7. The blood perfusion adsorbent with low protein adsorption according to claim 1, characterized in that the external crosslinking agent includes 4-aminobutyraldehyde dimethyl acetal, aminoacetaldehyde dimethyl acetal, aminoacetaldehyde diethyl acetal, methylaminoacetaldehyde dimethyl acetal, N,N-dimethylformamide dimethyl acetal, N,N-dimethylformamide diethyl acetal, N,N-dimethylformamide diisopropyl acetal, ethanolaldehyde diethyl acetal, 4,4-(dimethylamino)butyraldehyde diethyl acetal, (S)-2-hydroxypropionaldehyde dimethoxyacetal, succinaldehyde dimethyl acetal, (dimethyl acetal), ethoxyacetaldehyde diethyl acetal, acetaldehyde diethyl acetal, butyraldehyde diethyl acetal, nonanal dimethyl acetal, citral dimethyl acetal, benzaldehyde diethyl acetal, isobutyraldehyde diethyl acetal, 2-chloroacetaldehyde dimethyl acetal, benzaldehyde dimethyl acetal, acrolein dimethyl acetal, propionaldehyde diethyl acetal, phenylacetaldehyde dimethyl acetal, 1,1,3,3-tetraethoxypropane, 1,1,3,3-tetramethoxypropane, triethyl orthoformate, trimethyl orthoformate, formaldehyde dimethyl acetal and acetaldehyde dimethyl acetal.

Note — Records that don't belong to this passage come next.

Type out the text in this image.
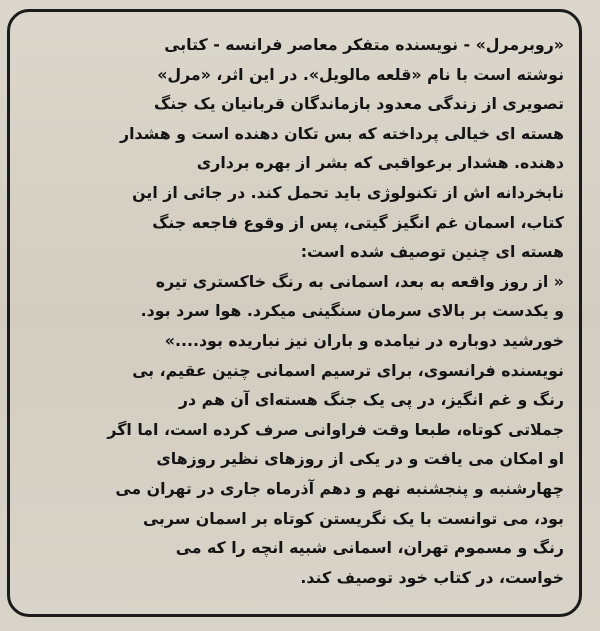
«روبرمرل» - نویسنده متفکر معاصر فرانسه - کتابی
نوشته است با نام «قلعه مالویل». در این اثر، «مرل»
تصویری از زندگی معدود بازماندگان قربانیان یک جنگ
هسته ای خیالی پرداخته که بس تکان دهنده است و هشدار
دهنده. هشدار برعواقبی که بشر از بهره برداری
نابخردانه اش از تکنولوژی باید تحمل کند. در جائی از این
کتاب، اسمان غم انگیز گیتی، پس از وقوع فاجعه جنگ
هسته ای چنین توصیف شده است:
« از روز واقعه به بعد، اسمانی به رنگ خاکستری تیره
و یکدست بر بالای سرمان سنگینی میکرد. هوا سرد بود.
خورشید دوباره در نیامده و باران نیز نباریده بود....»
نویسنده فرانسوی، برای ترسیم اسمانی چنین عقیم، بی
رنگ و غم انگیز، در پی یک جنگ هسته‌ای آن هم در
جملاتی کوتاه، طبعا وقت فراوانی صرف کرده است، اما اگر
او امکان می یافت و در یکی از روزهای نظیر روزهای
چهارشنبه و پنجشنبه نهم و دهم آذرماه جاری در تهران می
بود، می توانست با یک نگریستن کوتاه بر اسمان سربی
رنگ و مسموم تهران، اسمانی شبیه انچه را که می
خواست، در کتاب خود توصیف کند.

8. A method for preparing the blood perfusion adsorbent with low protein adsorption according to any one of claims 1 to 7, comprising the following steps:

(1) mixing a styrene monomer, a vinyl silicone oil monomer, a porogen and an oily initiator to obtain an oil phase;

(2) dissolving the dispersant in water to obtain an aqueous phase;

(3) mixing the oil phase obtained in step (1) and the water phase obtained in step (2) to carry out a suspension polymerization reaction to obtain a cross-linked silicone oil-modified adsorption resin;

Alternatively, a cross-linked silicone oil modified adsorption resin, an external cross-linking agent, a solvent and a catalyst are mixed, and cross-linking reactions are performed in sequence to obtain an ultra-high cross-linked silicone oil modified adsorption resin;

The cross-linked silicone oil modified adsorption resin or the ultra-high cross-linked silicone oil modified adsorption resin is a blood perfusion adsorbent with low protein adsorption.

9. The preparation method according to claim 8, characterized in that the temperature of the suspension polymerization reaction in step (3) is 20 to 90°C, and the reaction time of the suspension polymerization reaction is 1 to 24 hours.

10. A blood perfusion device, wherein the blood perfusion device adsorbent is the blood perfusion adsorbent with low protein adsorption according to any one of claims 1 to 7 or the blood perfusion adsorbent with low protein adsorption prepared by the preparation method according to any one of claims 8 to 9.